It is very common for white people to exclaim: “I don’t see races, or genders, I see only humans” or “We are all the same” and this represents a repertoire of thoughts and actions known as “white privilege”. By choosing not to see colour, one also chooses not to reflect on racism. By choosing not to look at gender, one also chooses not to get in touch with the experiences of women, trans women and non-binary people.
By Flavia Estevan and Djamila Andrade
It is very common that white people (in the case of race), men (in the case of gender) and rich people (in the case of social classes) do not see themselves as being part of the problems lived by the so-called minority groups, thereby declaring their capacity to feel “human beings”, “men”, “humanity” and other generalities. But the life of each person is not generic, it is marked by the cuts of gender, race and class all the time.
The largest fortune of the 252 richest men on the planet is the same as the wealth of all the women and girls in Africa, Latin America and the Caribbean combined: 1 billion people.
Western society is founded on the exploitation of black and indigenous people by white people. Any privilege exercised by a white person (such as home ownership, inheritance, social, emotional and financial stability) is the result of the inequality of a system of exploitation, the foundation of capitalism. European colonialism (with its whiteness), through its violent appropriation of resources, territories and people, has been a necessary and constant condition for the growth of capitalist societies that bring benefits mainly to people in the North and national elites in various countries. We continue to drag the asymmetrical colonial power relations and their values to this day. There is structural racism in a society that tries to make the colour of the skin/race invisible as if the years of violent oppression in history had never existed. This attempt to erase the memory is part of denial. Not (wanting) to see these exploitations and that we too are constituted by them is denialist and is a privilege of those who profit from it.

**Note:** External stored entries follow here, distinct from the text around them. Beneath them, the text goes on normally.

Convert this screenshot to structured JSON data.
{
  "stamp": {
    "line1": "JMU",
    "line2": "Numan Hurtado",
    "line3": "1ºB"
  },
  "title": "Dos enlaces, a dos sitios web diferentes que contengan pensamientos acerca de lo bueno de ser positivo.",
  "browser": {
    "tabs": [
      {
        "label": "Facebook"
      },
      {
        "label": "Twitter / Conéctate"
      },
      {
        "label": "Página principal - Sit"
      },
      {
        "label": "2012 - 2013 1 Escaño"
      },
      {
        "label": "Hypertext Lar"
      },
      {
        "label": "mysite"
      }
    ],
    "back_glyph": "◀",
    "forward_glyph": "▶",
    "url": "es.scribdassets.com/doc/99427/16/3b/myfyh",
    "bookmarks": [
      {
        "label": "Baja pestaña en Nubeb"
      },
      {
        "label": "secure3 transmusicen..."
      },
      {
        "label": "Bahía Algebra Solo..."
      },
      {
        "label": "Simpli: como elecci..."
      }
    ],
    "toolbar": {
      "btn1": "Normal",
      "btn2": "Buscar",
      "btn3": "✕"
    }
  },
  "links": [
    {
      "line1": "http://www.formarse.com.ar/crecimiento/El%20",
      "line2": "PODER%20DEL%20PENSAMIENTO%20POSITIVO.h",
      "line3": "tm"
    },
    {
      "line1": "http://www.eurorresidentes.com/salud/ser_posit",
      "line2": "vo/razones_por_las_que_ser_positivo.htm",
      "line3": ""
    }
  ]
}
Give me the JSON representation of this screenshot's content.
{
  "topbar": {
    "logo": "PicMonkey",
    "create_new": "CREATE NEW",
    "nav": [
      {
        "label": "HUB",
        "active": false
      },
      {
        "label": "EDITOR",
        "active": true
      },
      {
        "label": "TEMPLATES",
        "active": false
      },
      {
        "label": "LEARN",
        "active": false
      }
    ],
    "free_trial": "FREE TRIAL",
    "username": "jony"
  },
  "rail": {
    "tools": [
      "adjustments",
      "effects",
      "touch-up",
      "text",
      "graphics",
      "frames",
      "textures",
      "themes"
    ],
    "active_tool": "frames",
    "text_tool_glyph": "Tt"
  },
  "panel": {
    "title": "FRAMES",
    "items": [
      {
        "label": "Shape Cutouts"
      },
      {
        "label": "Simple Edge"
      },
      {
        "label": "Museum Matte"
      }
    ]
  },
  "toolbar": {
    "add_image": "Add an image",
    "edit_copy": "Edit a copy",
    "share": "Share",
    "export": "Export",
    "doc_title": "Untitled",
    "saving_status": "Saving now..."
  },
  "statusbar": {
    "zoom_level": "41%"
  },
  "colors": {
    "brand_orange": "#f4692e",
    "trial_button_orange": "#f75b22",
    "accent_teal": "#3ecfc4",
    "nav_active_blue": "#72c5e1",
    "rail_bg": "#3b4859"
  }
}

It is estimated that 5.6 million people die every year due to lack of access to health care in poor countries.
We white people do not like to think or know about it, preferring to believe that these are “historical problems” to which we are oblivious and not even think that they benefit us. And we think about changing “the future”, also generic, without realising that it is in the present, today, every day, that we need to give a sign, to change some behaviours, to act for the inclusion of the so-called gender and racial minorities.
Every 4 seconds a person dies, in the world, a victim of inequality, while a white person declares: “I don’t see races or genders, I only see humans”.
It is true that in inner, mystical, or meditative experiences we can reach a state of communion with the whole, where differences disappear, but that has to remain in the realm of inner experiences, or it can push us even more to be active and active in actions against anti-racist and anti-sexist discrimination.
In understanding the historical structural inequalities and sparing no effort in correcting the deficits on which our society rests. The struggle for social justice is also the struggle to ensure that it is not erased from memory, for recognition, for reconciliation. This is not a subject for specialists, or a subject that we may or may not choose to devote ourselves to. This is a subject that speaks to the injustices and discriminations that our society insists on perpetuating and, if we really see and feel “the human” we have to learn with an open heart about how we benefit from that exploitation and what we can do to change it.